CSF infection due to intraventricular chemotherapy rather than system installation is an inherent potential problem of this combined system, necessitating the removal of all installed systems to control the infection, in addition to antimicrobial therapy [1213]. Repeated chemotherapy injections and CSF sampling through the Ommaya reservoir and LP shunt increase the infection risk; thus, these manipulations require aseptic techniques. In our study, the earlier cases were frequently associated with higher rates of infection. Furthermore, Staphylococcus or Streptococcus species were identified in all infection cases, confirming that infection occurred via the percutaneous route (individual data not provided). In earlier cases, we used a simple aseptic technique with only local betadine sterilization, simple gloving and open dressing after Ommaya reservoir manipulation. After Case 8, we adopted complete aseptic CSF manipulation techniques and guidelines, consisting of chlorhexidine sterilization, complete surgical draping and gowning, followed by semi-occlusive dressing. No further cases of CSF infection were reported afterwards.
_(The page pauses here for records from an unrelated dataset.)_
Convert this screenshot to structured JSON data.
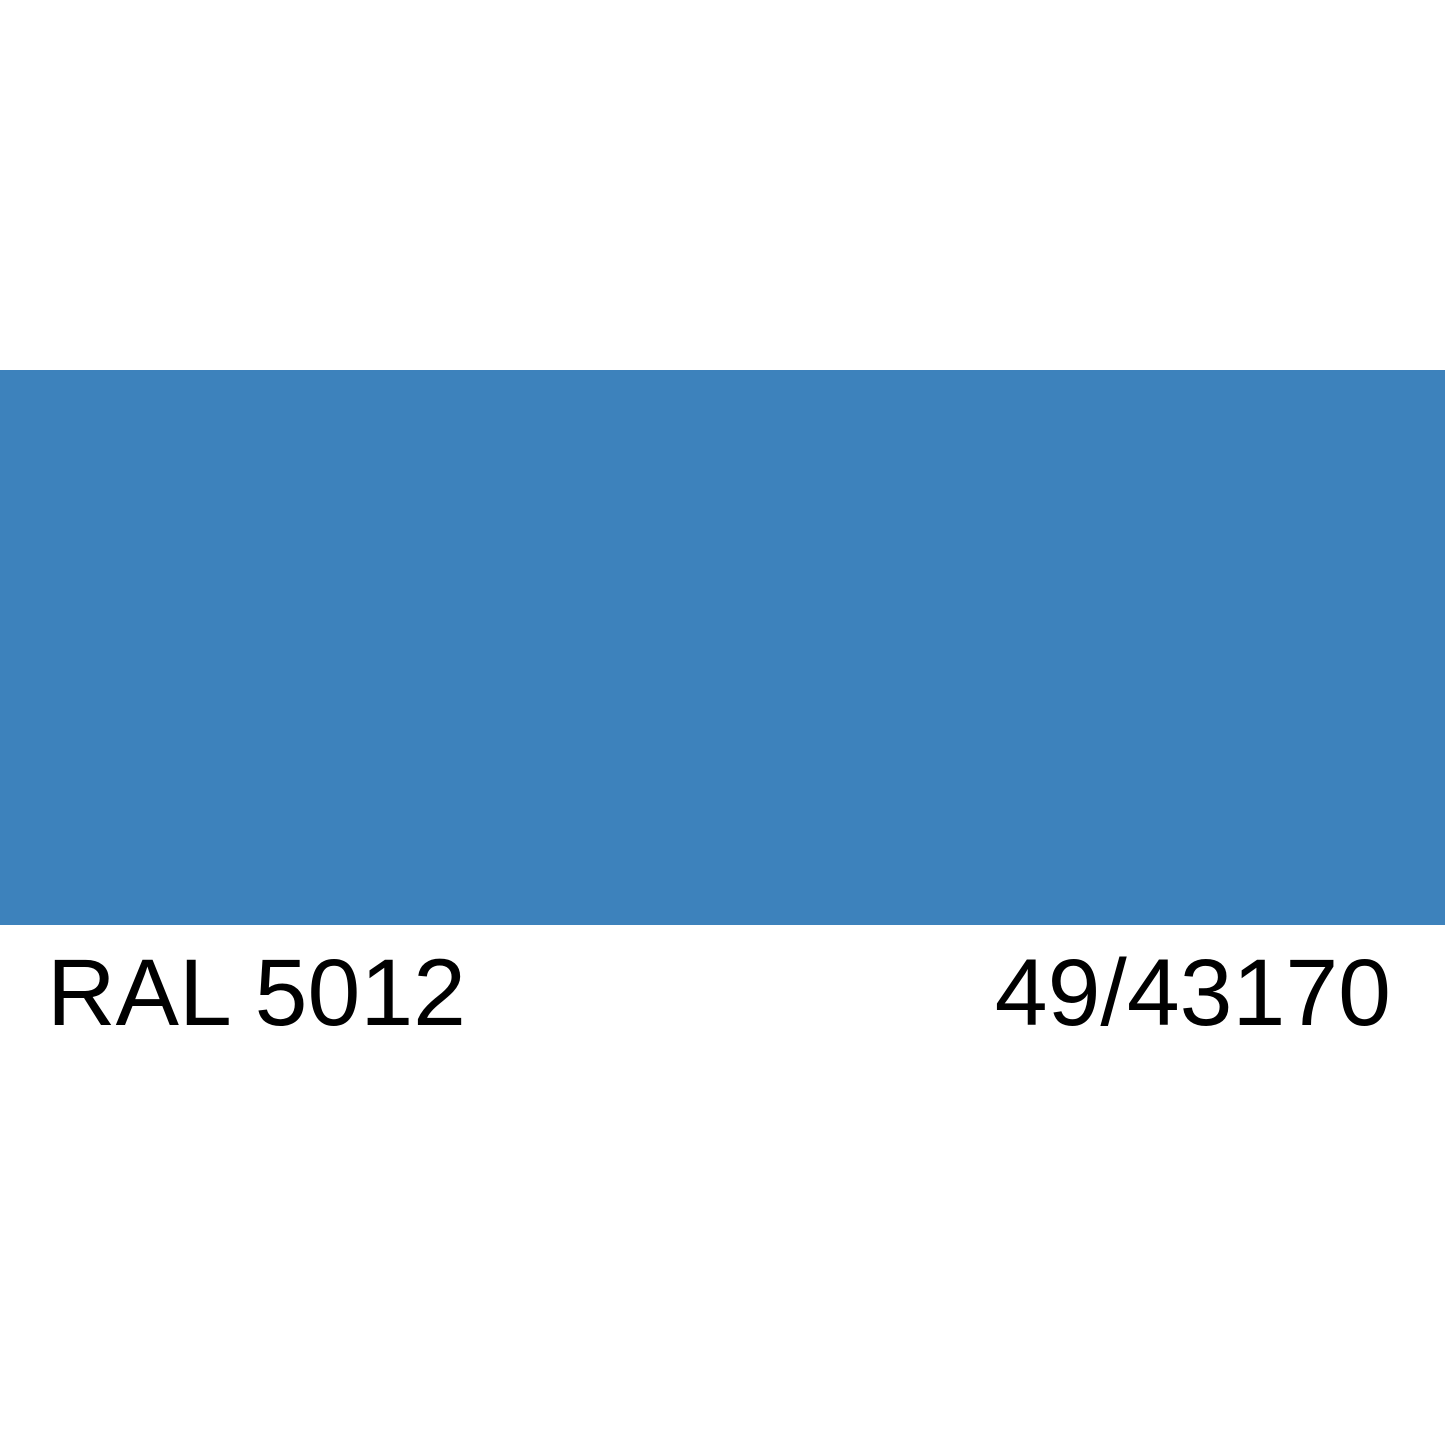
{
  "swatch": {
    "color": "#3d82bc"
  },
  "labels": {
    "ral_code": "RAL 5012",
    "product_code": "49/43170"
  }
}
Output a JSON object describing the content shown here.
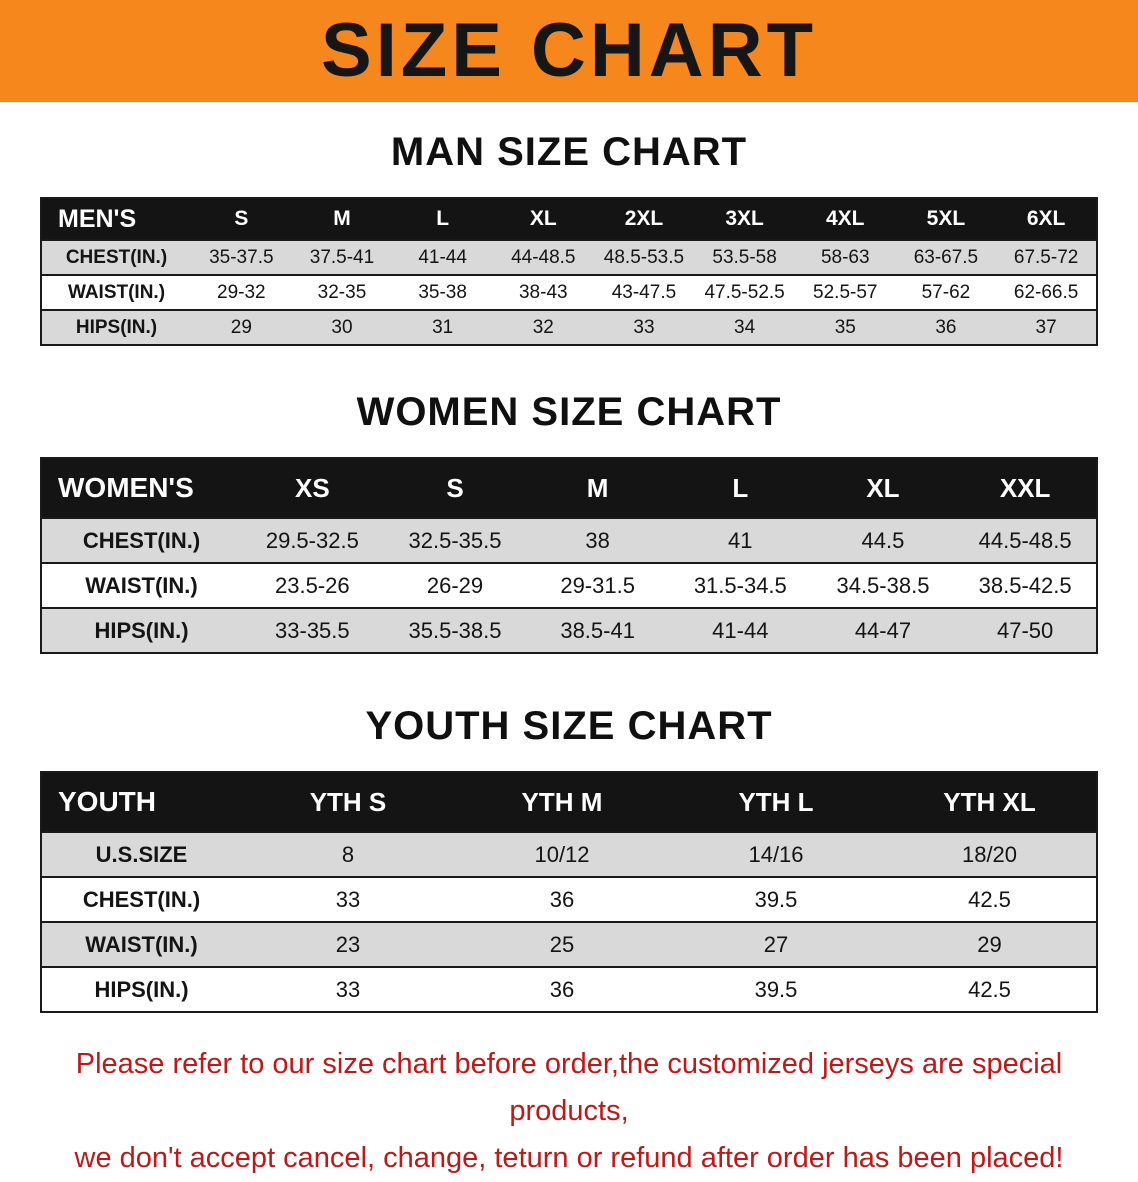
{
  "banner": {
    "title": "SIZE CHART"
  },
  "colors": {
    "banner_orange": "#f6871d",
    "table_header_bg": "#141414",
    "row_stripe_gray": "#d9d9d9",
    "footer_red": "#c41616"
  },
  "sections": {
    "men": {
      "title": "MAN SIZE CHART",
      "table": {
        "header": [
          "MEN'S",
          "S",
          "M",
          "L",
          "XL",
          "2XL",
          "3XL",
          "4XL",
          "5XL",
          "6XL"
        ],
        "rows": [
          [
            "CHEST(IN.)",
            "35-37.5",
            "37.5-41",
            "41-44",
            "44-48.5",
            "48.5-53.5",
            "53.5-58",
            "58-63",
            "63-67.5",
            "67.5-72"
          ],
          [
            "WAIST(IN.)",
            "29-32",
            "32-35",
            "35-38",
            "38-43",
            "43-47.5",
            "47.5-52.5",
            "52.5-57",
            "57-62",
            "62-66.5"
          ],
          [
            "HIPS(IN.)",
            "29",
            "30",
            "31",
            "32",
            "33",
            "34",
            "35",
            "36",
            "37"
          ]
        ]
      }
    },
    "women": {
      "title": "WOMEN SIZE CHART",
      "table": {
        "header": [
          "WOMEN'S",
          "XS",
          "S",
          "M",
          "L",
          "XL",
          "XXL"
        ],
        "rows": [
          [
            "CHEST(IN.)",
            "29.5-32.5",
            "32.5-35.5",
            "38",
            "41",
            "44.5",
            "44.5-48.5"
          ],
          [
            "WAIST(IN.)",
            "23.5-26",
            "26-29",
            "29-31.5",
            "31.5-34.5",
            "34.5-38.5",
            "38.5-42.5"
          ],
          [
            "HIPS(IN.)",
            "33-35.5",
            "35.5-38.5",
            "38.5-41",
            "41-44",
            "44-47",
            "47-50"
          ]
        ]
      }
    },
    "youth": {
      "title": "YOUTH SIZE CHART",
      "table": {
        "header": [
          "YOUTH",
          "YTH S",
          "YTH M",
          "YTH L",
          "YTH XL"
        ],
        "rows": [
          [
            "U.S.SIZE",
            "8",
            "10/12",
            "14/16",
            "18/20"
          ],
          [
            "CHEST(IN.)",
            "33",
            "36",
            "39.5",
            "42.5"
          ],
          [
            "WAIST(IN.)",
            "23",
            "25",
            "27",
            "29"
          ],
          [
            "HIPS(IN.)",
            "33",
            "36",
            "39.5",
            "42.5"
          ]
        ]
      }
    }
  },
  "footer": {
    "line1": "Please refer to our size chart before order,the customized jerseys are special products,",
    "line2": "we don't accept cancel, change, teturn or refund after order has been placed!"
  }
}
There have been other attempts to continue intraventricular chemotherapy in LM patients with increased ICP. Burger et al. [28] reported use of a VP shunt equipped with an ‘on-off’ valve, enabling for both intraventricular injection and CSF drainage in a single device. However, this system precludes simultaneous CSF drainage while intraventricular injection, which may result in transient increase in ICP. Furthermore, there is insufficient evidence proving that intraventricular injection of chemotherapeutic agents eventually distribute throughout the subarachnoid space, where metastatic cancer cells reside.

In conclusion, despite the poor prognosis associated with LM, patients with LM experiencing increased ICP can benefit from combined Ommaya reservoir and LP shunt installation to allow for continued intraventricular chemotherapy. Furthermore, LP shunt malfunctions can be reduced with surgical experience, and infections associated with the intraventricular injection can be prevented with a careful aseptic technique.